Why cybersecurity is critical to energy modernization

In this Help Net Security interview, Anjos Nijk, Managing Director of the European Network for Cyber security (ENCS), discusses cybersecurity in the energy sector as it modernizes with renewable sources and smart grid technologies.

Nijk also addresses the need for international collaboration, the impact of IoT on security, and the emerging technologies that can enhance the resilience and reliability of critical energy infrastructure.

As the energy sector undergoes significant modernization, particularly with the integration of renewable energy sources and smart grid technologies, how do you perceive the role of cybersecurity in ensuring the resilience and reliability of energy infrastructure?

The availability of energy infrastructure has long been the primary metric by which grid operators are evaluated by authorities in regulated markets. This can’t be done without resilience and reliability. As a result, managing reliability is central to the core of their operational processes and organizations (OPOs).

Due to the energy transition, the digitalization of grids has become an important potential fail factor that could even cause blackouts. Therefore, cybersecurity has become a business-critical priority. In recent years, grid operators have been working to integrate IT and cybersecurity skills into their OPOs.

However, connected infrastructures, such as renewables and EV charging networks, fall outside the direct control of grid operators, and can also cause blackouts in the grid. Tampering with the control of connected infrastructures through hacks or exploiting vulnerabilities in the supply chain poses a real and major risk to the resilience and reliability of energy infrastructure.

With the digitalization of the energy sector, there are various cybersecurity issues that have a direct impact on the resilience and reliability of the entire energy infrastructure.

How does the Internet of Things (IoT) impact energy infrastructure security?

IoT is driven by innovative, high-tech companies and start-ups, predominantly European, that are fully focused on building customer base and market share. Cybersecurity is typically not a priority until it becomes a barrier for doing business, meaning that cybersecurity maturity levels are low. We see this over and over again when we test IoT components and systems, and conduct risk assessments.

Connected infrastructures for renewables, in many cases, are operated by new companies or even residential users. They don’t have a background in managing reliability and, generally, have very limited or no cybersecurity expertise. Despite this, they all oversee internet-connected systems that are digitally controlled and therefore vulnerable to hacking. The cumulated power controlled by many connected parties also poses a risk of blackouts.

The concern is about the suppliers, especially for consumer equipment, as it is not possible to impose security regulations on consumers. The Cyber Resilience Act tries to address suppliers but is likely not sufficient.

So, we need to implement technology to maintain control, but also need to create the conditions for residential users, operators and integrators to securely install, operate and maintain their infrastructure.

Reflecting on recent cyber incidents that have impacted the energy sector, what key lessons can be drawn to enhance the cybersecurity posture of critical energy infrastructure?

Of the 200 incidents reported in the energy sector in 2023 by ENISA, only 8 targeted the OT domain, according to public sources. Cyber attacks on OT systems, while less frequent than attacks on business IT systems, pose a distinct and pressing challenge for the energy sector.

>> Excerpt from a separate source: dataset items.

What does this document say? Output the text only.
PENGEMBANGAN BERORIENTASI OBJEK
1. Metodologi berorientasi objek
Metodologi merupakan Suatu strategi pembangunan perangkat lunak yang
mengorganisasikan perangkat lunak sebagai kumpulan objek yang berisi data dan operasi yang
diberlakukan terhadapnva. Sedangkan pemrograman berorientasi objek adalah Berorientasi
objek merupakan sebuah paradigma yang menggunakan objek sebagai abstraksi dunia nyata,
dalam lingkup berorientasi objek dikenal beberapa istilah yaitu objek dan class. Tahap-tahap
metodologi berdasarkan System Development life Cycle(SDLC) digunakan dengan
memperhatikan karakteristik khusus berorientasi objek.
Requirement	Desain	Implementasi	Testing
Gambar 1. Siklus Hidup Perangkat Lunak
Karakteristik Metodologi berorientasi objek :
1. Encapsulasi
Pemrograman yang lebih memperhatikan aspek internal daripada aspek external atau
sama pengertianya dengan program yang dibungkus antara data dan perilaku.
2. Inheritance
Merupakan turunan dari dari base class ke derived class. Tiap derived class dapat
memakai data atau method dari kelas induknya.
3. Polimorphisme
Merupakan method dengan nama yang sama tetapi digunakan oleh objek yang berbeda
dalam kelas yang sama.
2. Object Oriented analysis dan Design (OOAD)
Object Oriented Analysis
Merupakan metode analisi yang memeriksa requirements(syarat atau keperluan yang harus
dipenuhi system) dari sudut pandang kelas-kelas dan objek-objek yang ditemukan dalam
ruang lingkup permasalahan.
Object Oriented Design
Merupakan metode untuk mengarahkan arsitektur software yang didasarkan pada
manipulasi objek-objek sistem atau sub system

These OT attacks can have a significantly higher impact, as evidenced by the Ukraine 2015/2016 incidents. Such operations require a high level of skill, placing them in the domain of nation-state actors with motives distinct from those of criminal hackers. Their complexity and potential for widespread disruption highlight the need for robust security measures tailored to both IT and OT environments.

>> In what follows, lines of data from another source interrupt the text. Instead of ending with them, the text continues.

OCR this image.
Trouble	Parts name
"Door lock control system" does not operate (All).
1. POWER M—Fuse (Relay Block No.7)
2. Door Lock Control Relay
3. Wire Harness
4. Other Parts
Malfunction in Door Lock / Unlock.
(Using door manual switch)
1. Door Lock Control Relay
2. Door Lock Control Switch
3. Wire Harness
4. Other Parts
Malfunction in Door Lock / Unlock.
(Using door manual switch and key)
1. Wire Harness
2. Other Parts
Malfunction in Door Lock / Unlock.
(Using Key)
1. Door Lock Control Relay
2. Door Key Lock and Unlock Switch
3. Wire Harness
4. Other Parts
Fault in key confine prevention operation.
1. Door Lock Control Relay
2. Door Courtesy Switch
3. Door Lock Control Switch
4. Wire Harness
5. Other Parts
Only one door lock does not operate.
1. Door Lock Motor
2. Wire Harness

The energy sector is interconnected across borders. What role does international collaboration play in mitigating cybersecurity risks? Are there successful examples?

International collaboration is crucial in addressing the cybersecurity risks posed by interconnected energy grids. By sharing knowledge, harmonizing standards, and coordinating joint incident response efforts, countries can collectively enhance their preparedness and resilience.

There are various formal international collaborations, such as ENTSO-E and the DSO Entity SEEG, coordination groups like WG8 in NIS, and partnerships between experts and authorities in groups like NCCS. International exercises led by organizations like ENISA and NATO further support these initiatives.

In addition to these formal collaborations, informal partnerships, such as ENCS, play a pivotal role. ENCS facilitates trusted information sharing among members from different nations, fostering the development of harmonized standards and best practices. These insights are then forwarded to formal legislative and standardization bodies, strengthening global cybersecurity efforts in the energy sector.

What emerging technologies are most promising for enhancing the cybersecurity of critical energy infrastructure? How can machine learning be leveraged to detect and respond to threats?

So far, the performance of machine learning, particularly in the domain of OT intrusion detection, has been below expectations. There is, however, a clear opportunity to create better visibility into what exactly is going on in the OT domain and to analyze what constitutes (part) of malicious acts or advanced persistent threats.

We don’t see “silver bullets”, but instead an understanding that the technologies and their potential impacts is what matters most. It is more about people and expertise than technology. Existing technologies are good enough to secure OT; the problem is finding people that can use them well.